During the early 90s, most special effects houses had to develop vast
clusters of rendering farms for their graphics pipelines.  A lot of the
studios hired scores of programmers to develop custom rendering pipeline
software just for this purpose.  They built clusters of hundreds to
thousands of rendering servers because they knew animated films would be
worth billions of dollars.

My friend Herman was one such pioneer... he joined Dreamworks at the start,
they went from 400 servers to now over thousands in their internal rendering
farm.   The OS of choice was Linux obviously due to licensing pricing, this
is one such example where cost of ownership is retarded low compared to M$.

-DK

On Sat, Jan 2, 2010 at 3:10 AM, Roger E. Rustad, Jr. <[email protected]
> wrote:

> On Sat, Jan 2, 2010 at 2:24 AM, Chris Penn <[email protected]> wrote:
>
>>
>> http://opendotdotdot.blogspot.com/2009/12/what-lies-at-heart-of-avatar.html
>>
>> "Operating System Linux
>> Oh, look: Linux.
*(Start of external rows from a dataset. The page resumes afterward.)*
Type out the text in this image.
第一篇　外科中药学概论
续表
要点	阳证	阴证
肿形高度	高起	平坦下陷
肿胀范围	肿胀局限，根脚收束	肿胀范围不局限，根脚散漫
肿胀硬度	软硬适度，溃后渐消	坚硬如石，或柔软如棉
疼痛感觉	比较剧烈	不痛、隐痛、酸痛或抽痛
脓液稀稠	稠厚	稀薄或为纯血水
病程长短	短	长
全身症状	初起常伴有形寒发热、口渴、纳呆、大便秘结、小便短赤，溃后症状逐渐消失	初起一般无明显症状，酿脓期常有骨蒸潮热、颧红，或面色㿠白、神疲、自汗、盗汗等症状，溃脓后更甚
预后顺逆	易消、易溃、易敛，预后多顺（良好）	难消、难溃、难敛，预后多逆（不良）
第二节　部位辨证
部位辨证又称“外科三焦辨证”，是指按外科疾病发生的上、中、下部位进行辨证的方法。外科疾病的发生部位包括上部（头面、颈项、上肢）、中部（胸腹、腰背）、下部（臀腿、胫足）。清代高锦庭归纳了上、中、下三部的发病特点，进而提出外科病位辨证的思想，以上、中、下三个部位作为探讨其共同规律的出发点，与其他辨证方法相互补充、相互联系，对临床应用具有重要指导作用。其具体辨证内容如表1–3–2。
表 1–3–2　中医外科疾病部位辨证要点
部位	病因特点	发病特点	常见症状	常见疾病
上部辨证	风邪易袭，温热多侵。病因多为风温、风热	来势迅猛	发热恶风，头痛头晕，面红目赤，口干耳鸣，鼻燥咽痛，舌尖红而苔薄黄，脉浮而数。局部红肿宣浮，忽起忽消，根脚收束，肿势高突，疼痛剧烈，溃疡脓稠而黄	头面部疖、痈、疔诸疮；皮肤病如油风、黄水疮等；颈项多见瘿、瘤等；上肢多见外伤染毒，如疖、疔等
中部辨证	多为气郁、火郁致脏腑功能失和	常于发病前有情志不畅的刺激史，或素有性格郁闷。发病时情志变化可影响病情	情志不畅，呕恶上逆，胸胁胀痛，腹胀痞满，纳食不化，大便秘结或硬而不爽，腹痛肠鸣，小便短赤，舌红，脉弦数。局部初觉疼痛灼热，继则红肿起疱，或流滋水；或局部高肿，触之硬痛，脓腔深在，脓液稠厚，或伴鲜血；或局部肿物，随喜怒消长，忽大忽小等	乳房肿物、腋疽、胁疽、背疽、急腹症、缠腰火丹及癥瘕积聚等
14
Why am I not surprised...?"
>>
>
> A link deeper in the URL, you see this...
>
>
> http://www.datacenterknowledge.com/archives/2009/12/22/the-data-crunching-powerhouse-behind-avatar/
>
> Check out the amount of data that they were rendering:
>
> "For the last month or more of production those 40,000 processors were
> handling 7 or 8 gigabytes of data per second, running 24 hours a day. A
> final copy of *Avata*r equated to 17.28 gigabytes per minute of storage.
> For a 166 minute movie the rendering coordination was intense."